Before then I was hanging out with older people who became my friends. They taught me how to drink Alcohol until I barely was sober. That was when my parents sent me to rehab. When I got out, ink became my diversion. I started designing for myself, and since then, I would get one whenever I found myself desiring alcohol.
How many tattoos do you have right now? I actually have 70, most of my tattoos were inked soon after my release from rehab. The urge to go back to drinking was much stronger then and the feelings of depression were still strong. So, I got one after the other. It’s both a good thing and a bad, that I am gaining more control over my desire to go binge drinking because I feel more free from the Disorder. Unfortunately, I no longer have that extra reason to get myself tattooed again.
What prompted you to start designing tattoos? One of my closest friends saw me designing my tattoo one time. She was amazed and wanted one for herself, but I was hesitant back then. This was something that I was mainly doing for me, and I didn’t have the courage to do other designs. But I started checking out sites of other tattoo artists and found that designing can be learned. The artist in me was awakened. I believe that it helped me to get over my depression and squashed my desire to abuse alcohol.
Can you tell us more about tattoos helped you overcome alcohol abuse? It was in one of my Denver AA meetings that I encountered the idea again of doing art as part of the substance abuse treatment. It was part of my treatment package when I was in rehab, but it was not my time yet. It did not strike me much then probably because I was still not ready to leave my addiction behind me. The experience proved to me that the process of rehabilitation really takes time. Just like how I acquired my alcohol dependence which became a full-blown disorder, being treated from it is a step by step process. One cannot just wake up and feel relieved from alcohol addiction.

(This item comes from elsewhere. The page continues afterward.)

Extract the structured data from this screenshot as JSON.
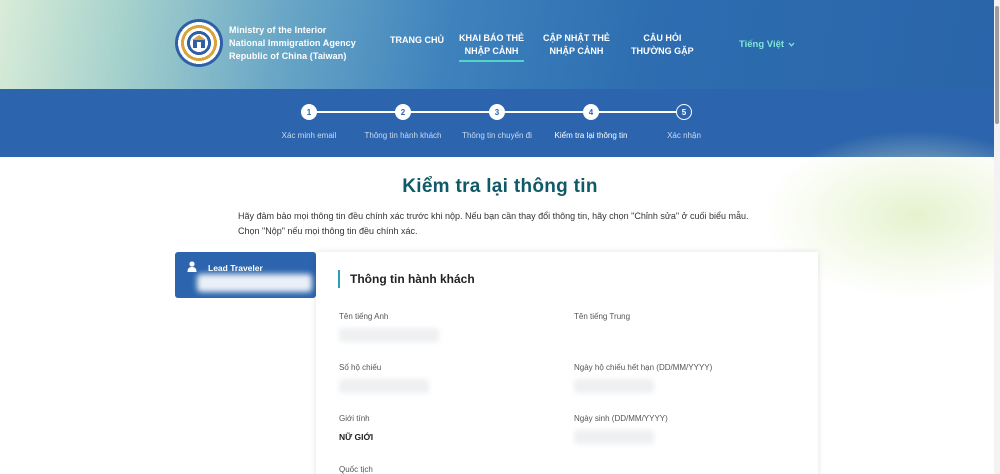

I started studying the relationship of art as part of rehabilitation from Substance Abuse Disorder. I read a couple of articles online and realized that art therapy and music therapy are vital aspects of complementary and alternative medical practices (CAM). CAM shows a positive effect when implemented parallel to the implementation of treatment programmes for substance use disorders that are evidence-based. When someone finds a healthy way of channeling his or her creative energies through art therapy, their attention is diverted to more positive activities. People like me who suffer from a substance use disorder are provided that comfort from art, and we are relieved of our worries and burdens, especially concern over remission.

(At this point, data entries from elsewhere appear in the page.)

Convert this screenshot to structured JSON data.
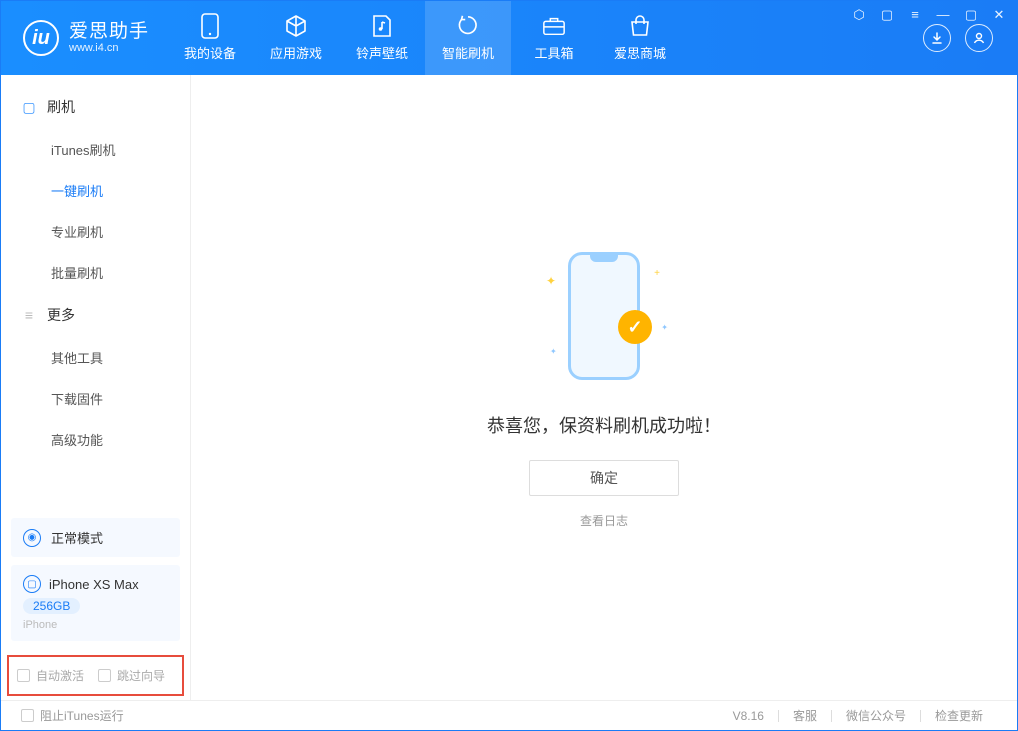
{
  "app": {
    "title": "爱思助手",
    "url": "www.i4.cn"
  },
  "header": {
    "tabs": [
      {
        "label": "我的设备"
      },
      {
        "label": "应用游戏"
      },
      {
        "label": "铃声壁纸"
      },
      {
        "label": "智能刷机"
      },
      {
        "label": "工具箱"
      },
      {
        "label": "爱思商城"
      }
    ]
  },
  "sidebar": {
    "section1_title": "刷机",
    "items1": [
      {
        "label": "iTunes刷机"
      },
      {
        "label": "一键刷机"
      },
      {
        "label": "专业刷机"
      },
      {
        "label": "批量刷机"
      }
    ],
    "section2_title": "更多",
    "items2": [
      {
        "label": "其他工具"
      },
      {
        "label": "下载固件"
      },
      {
        "label": "高级功能"
      }
    ],
    "mode": "正常模式",
    "device_name": "iPhone XS Max",
    "device_storage": "256GB",
    "device_type": "iPhone",
    "checkbox1": "自动激活",
    "checkbox2": "跳过向导"
  },
  "main": {
    "success_message": "恭喜您，保资料刷机成功啦！",
    "ok_button": "确定",
    "view_log": "查看日志"
  },
  "footer": {
    "prevent_itunes": "阻止iTunes运行",
    "version": "V8.16",
    "support": "客服",
    "wechat": "微信公众号",
    "update": "检查更新"
  }
}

What encouraged you to share your experience? The increasing statistics of people experiencing substance use disorder, especially alcohol use disorder, is really bothersome. I underwent the same battle, and I know how difficult it is once the person is already alcohol dependent. But there is hope. That hope is the main reason I’m sharing my experience.
I want more people to know, especially women, that it is not the end of the battle. There are options available for treatment. Rehabilitation facilities offer different treatment options for recovery. Grab the opportunity to free yourself from that disorder. As per my part, I will be willing to help anyone in any way I can. I offer my services to those suffering from substance abuse disorder who want to have a tattoo. I have shared some of my designs to other members of the AA meetings Denver area. I know it is a small favor that I have given them, but it also makes me happy to know that I have a share in their recovery.